Writing for the Ear, Preaching from the Heart

by Donna Giver-Johnston

Review by Esther Elliott, Community Chaplain, Corstorphine Old Parish, Edinburgh

Fortress Press, Minneapolis, 2021, £13.99

This book is an argument for a particular method of preaching. Giver-Johnston sums it up halfway through the book as ‘…an extemporaneous method in which the sermon is carefully written, for the ear, but delivered orally without notes or text.’ (p 67). The structure is quite simple; the first two chapters build a case for the method and the last two chapters give lots of advice about how to do it. As this is a preaching method the author has used for many years there are lots of examples and anecdotes along the way. Packed into the short 127 pages is also one of the best overviews of preaching theory I have read.
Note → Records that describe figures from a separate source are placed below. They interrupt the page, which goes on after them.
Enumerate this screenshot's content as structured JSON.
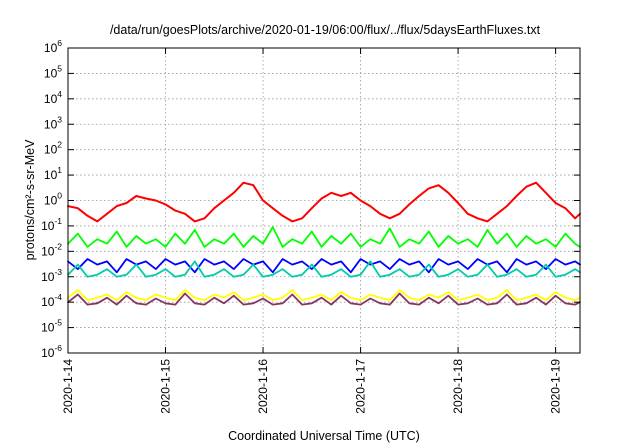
{
  "chart_data": {
    "type": "line",
    "title": "/data/run/goesPlots/archive/2020-01-19/06:00/flux/../flux/5daysEarthFluxes.txt",
    "xlabel": "Coordinated Universal Time (UTC)",
    "ylabel": "protons/cm²-s-sr-MeV",
    "yscale": "log",
    "ylim": [
      1e-06,
      1000000.0
    ],
    "xlim": [
      "2020-01-14 00:00",
      "2020-01-19 06:00"
    ],
    "y_tick_exponents": [
      -6,
      -5,
      -4,
      -3,
      -2,
      -1,
      0,
      1,
      2,
      3,
      4,
      5,
      6
    ],
    "y_tick_base": "10",
    "x_ticks": [
      "2020-1-14",
      "2020-1-15",
      "2020-1-16",
      "2020-1-17",
      "2020-1-18",
      "2020-1-19"
    ],
    "grid": true,
    "series": [
      {
        "color": "#ff0000",
        "x_days": [
          0,
          0.1,
          0.2,
          0.3,
          0.4,
          0.5,
          0.6,
          0.7,
          0.8,
          0.9,
          1.0,
          1.1,
          1.2,
          1.3,
          1.4,
          1.5,
          1.6,
          1.7,
          1.8,
          1.9,
          2.0,
          2.1,
          2.2,
          2.3,
          2.4,
          2.5,
          2.6,
          2.7,
          2.8,
          2.9,
          3.0,
          3.1,
          3.2,
          3.3,
          3.4,
          3.5,
          3.6,
          3.7,
          3.8,
          3.9,
          4.0,
          4.1,
          4.2,
          4.3,
          4.4,
          4.5,
          4.6,
          4.7,
          4.8,
          4.9,
          5.0,
          5.1,
          5.2,
          5.25
        ],
        "values": [
          0.6,
          0.5,
          0.25,
          0.15,
          0.3,
          0.6,
          0.8,
          1.5,
          1.2,
          1.0,
          0.7,
          0.4,
          0.3,
          0.15,
          0.2,
          0.5,
          1.0,
          2.0,
          5.0,
          4.0,
          1.0,
          0.5,
          0.25,
          0.15,
          0.2,
          0.5,
          1.2,
          2.0,
          1.5,
          2.0,
          1.0,
          0.6,
          0.3,
          0.2,
          0.3,
          0.7,
          1.5,
          3.0,
          4.0,
          2.0,
          0.8,
          0.3,
          0.2,
          0.15,
          0.3,
          0.6,
          1.5,
          3.5,
          5.0,
          2.0,
          0.8,
          0.5,
          0.2,
          0.3
        ]
      },
      {
        "color": "#00ff00",
        "x_days": [
          0,
          0.1,
          0.2,
          0.3,
          0.4,
          0.5,
          0.6,
          0.7,
          0.8,
          0.9,
          1.0,
          1.1,
          1.2,
          1.3,
          1.4,
          1.5,
          1.6,
          1.7,
          1.8,
          1.9,
          2.0,
          2.1,
          2.2,
          2.3,
          2.4,
          2.5,
          2.6,
          2.7,
          2.8,
          2.9,
          3.0,
          3.1,
          3.2,
          3.3,
          3.4,
          3.5,
          3.6,
          3.7,
          3.8,
          3.9,
          4.0,
          4.1,
          4.2,
          4.3,
          4.4,
          4.5,
          4.6,
          4.7,
          4.8,
          4.9,
          5.0,
          5.1,
          5.2,
          5.25
        ],
        "values": [
          0.02,
          0.05,
          0.015,
          0.03,
          0.02,
          0.06,
          0.015,
          0.04,
          0.02,
          0.03,
          0.015,
          0.05,
          0.02,
          0.07,
          0.015,
          0.03,
          0.02,
          0.05,
          0.015,
          0.04,
          0.02,
          0.09,
          0.015,
          0.03,
          0.02,
          0.06,
          0.015,
          0.04,
          0.02,
          0.05,
          0.015,
          0.03,
          0.02,
          0.08,
          0.015,
          0.03,
          0.02,
          0.06,
          0.015,
          0.04,
          0.02,
          0.03,
          0.015,
          0.07,
          0.02,
          0.05,
          0.015,
          0.04,
          0.02,
          0.03,
          0.015,
          0.05,
          0.02,
          0.015
        ]
      },
      {
        "color": "#0000ff",
        "x_days": [
          0,
          0.1,
          0.2,
          0.3,
          0.4,
          0.5,
          0.6,
          0.7,
          0.8,
          0.9,
          1.0,
          1.1,
          1.2,
          1.3,
          1.4,
          1.5,
          1.6,
          1.7,
          1.8,
          1.9,
          2.0,
          2.1,
          2.2,
          2.3,
          2.4,
          2.5,
          2.6,
          2.7,
          2.8,
          2.9,
          3.0,
          3.1,
          3.2,
          3.3,
          3.4,
          3.5,
          3.6,
          3.7,
          3.8,
          3.9,
          4.0,
          4.1,
          4.2,
          4.3,
          4.4,
          4.5,
          4.6,
          4.7,
          4.8,
          4.9,
          5.0,
          5.1,
          5.2,
          5.25
        ],
        "values": [
          0.004,
          0.002,
          0.005,
          0.003,
          0.004,
          0.0015,
          0.005,
          0.003,
          0.004,
          0.002,
          0.005,
          0.003,
          0.004,
          0.0015,
          0.005,
          0.003,
          0.004,
          0.002,
          0.005,
          0.003,
          0.004,
          0.0015,
          0.005,
          0.003,
          0.004,
          0.002,
          0.005,
          0.003,
          0.004,
          0.0015,
          0.005,
          0.003,
          0.004,
          0.002,
          0.005,
          0.003,
          0.004,
          0.0015,
          0.005,
          0.003,
          0.004,
          0.002,
          0.005,
          0.003,
          0.004,
          0.0015,
          0.005,
          0.003,
          0.004,
          0.002,
          0.005,
          0.003,
          0.004,
          0.003
        ]
      },
      {
        "color": "#00ccaa",
        "x_days": [
          0,
          0.1,
          0.2,
          0.3,
          0.4,
          0.5,
          0.6,
          0.7,
          0.8,
          0.9,
          1.0,
          1.1,
          1.2,
          1.3,
          1.4,
          1.5,
          1.6,
          1.7,
          1.8,
          1.9,
          2.0,
          2.1,
          2.2,
          2.3,
          2.4,
          2.5,
          2.6,
          2.7,
          2.8,
          2.9,
          3.0,
          3.1,
          3.2,
          3.3,
          3.4,
          3.5,
          3.6,
          3.7,
          3.8,
          3.9,
          4.0,
          4.1,
          4.2,
          4.3,
          4.4,
          4.5,
          4.6,
          4.7,
          4.8,
          4.9,
          5.0,
          5.1,
          5.2,
          5.25
        ],
        "values": [
          0.0012,
          0.003,
          0.001,
          0.0012,
          0.002,
          0.001,
          0.0012,
          0.003,
          0.001,
          0.0012,
          0.002,
          0.001,
          0.0012,
          0.004,
          0.001,
          0.0012,
          0.002,
          0.001,
          0.0012,
          0.003,
          0.001,
          0.0012,
          0.002,
          0.001,
          0.0012,
          0.003,
          0.001,
          0.0012,
          0.002,
          0.001,
          0.0012,
          0.004,
          0.001,
          0.0012,
          0.002,
          0.001,
          0.0012,
          0.003,
          0.001,
          0.0012,
          0.002,
          0.001,
          0.0012,
          0.003,
          0.001,
          0.0012,
          0.002,
          0.001,
          0.0012,
          0.003,
          0.001,
          0.0012,
          0.002,
          0.0015
        ]
      },
      {
        "color": "#ffff00",
        "x_days": [
          0,
          0.1,
          0.2,
          0.3,
          0.4,
          0.5,
          0.6,
          0.7,
          0.8,
          0.9,
          1.0,
          1.1,
          1.2,
          1.3,
          1.4,
          1.5,
          1.6,
          1.7,
          1.8,
          1.9,
          2.0,
          2.1,
          2.2,
          2.3,
          2.4,
          2.5,
          2.6,
          2.7,
          2.8,
          2.9,
          3.0,
          3.1,
          3.2,
          3.3,
          3.4,
          3.5,
          3.6,
          3.7,
          3.8,
          3.9,
          4.0,
          4.1,
          4.2,
          4.3,
          4.4,
          4.5,
          4.6,
          4.7,
          4.8,
          4.9,
          5.0,
          5.1,
          5.2,
          5.25
        ],
        "values": [
          0.00015,
          0.0003,
          0.00012,
          0.00015,
          0.0002,
          0.00012,
          0.00025,
          0.00015,
          0.00012,
          0.0002,
          0.00015,
          0.00012,
          0.0003,
          0.00015,
          0.00012,
          0.0002,
          0.00015,
          0.00025,
          0.00012,
          0.00015,
          0.0002,
          0.00012,
          0.00015,
          0.0003,
          0.00012,
          0.00015,
          0.0002,
          0.00012,
          0.00025,
          0.00015,
          0.00012,
          0.0002,
          0.00015,
          0.00012,
          0.0003,
          0.00015,
          0.00012,
          0.0002,
          0.00015,
          0.00025,
          0.00012,
          0.00015,
          0.0002,
          0.00012,
          0.00015,
          0.0003,
          0.00012,
          0.00015,
          0.0002,
          0.00012,
          0.00025,
          0.00015,
          0.00012,
          0.00015
        ]
      },
      {
        "color": "#883366",
        "x_days": [
          0,
          0.1,
          0.2,
          0.3,
          0.4,
          0.5,
          0.6,
          0.7,
          0.8,
          0.9,
          1.0,
          1.1,
          1.2,
          1.3,
          1.4,
          1.5,
          1.6,
          1.7,
          1.8,
          1.9,
          2.0,
          2.1,
          2.2,
          2.3,
          2.4,
          2.5,
          2.6,
          2.7,
          2.8,
          2.9,
          3.0,
          3.1,
          3.2,
          3.3,
          3.4,
          3.5,
          3.6,
          3.7,
          3.8,
          3.9,
          4.0,
          4.1,
          4.2,
          4.3,
          4.4,
          4.5,
          4.6,
          4.7,
          4.8,
          4.9,
          5.0,
          5.1,
          5.2,
          5.25
        ],
        "values": [
          0.0001,
          0.0002,
          8e-05,
          9e-05,
          0.00015,
          8e-05,
          0.00018,
          9e-05,
          8e-05,
          0.00014,
          9e-05,
          8e-05,
          0.00022,
          9e-05,
          8e-05,
          0.00015,
          9e-05,
          0.00018,
          8e-05,
          9e-05,
          0.00014,
          8e-05,
          9e-05,
          0.0002,
          8e-05,
          9e-05,
          0.00015,
          8e-05,
          0.00018,
          9e-05,
          8e-05,
          0.00014,
          9e-05,
          8e-05,
          0.00022,
          9e-05,
          8e-05,
          0.00015,
          9e-05,
          0.00018,
          8e-05,
          9e-05,
          0.00014,
          8e-05,
          9e-05,
          0.0002,
          8e-05,
          9e-05,
          0.00015,
          8e-05,
          0.00018,
          9e-05,
          8e-05,
          0.0001
        ]
      }
    ]
  }
}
It is worth buying the book just for that.

 

It took me a while to get into the spirit of this argument. At first, I thought it was because of my scepticism about preaching without notes. As I read more, I realised it was because I was having to do some heavy lifting work of cultural translation. My sense is that the argument that you write a sermon to be heard, rather than as an academic text on a page, is already won in the UK. We write and we speak, with or without notes of various kinds, in order to be listened to. This difference made some of the book heavy going, not least the bits about the theology of communication as incarnational. Furthermore, some of the practical advice needs some translation. I can’t imagine being able to get into any UK church three hours before the service to spend an hour by myself rehearsing a sermon!

 

Having said that, this is a great book for some really helpful advice about writing, but more importantly about how to embody and perform a sermon in order to connect people with the hints of the divine that you have encountered during your preparation.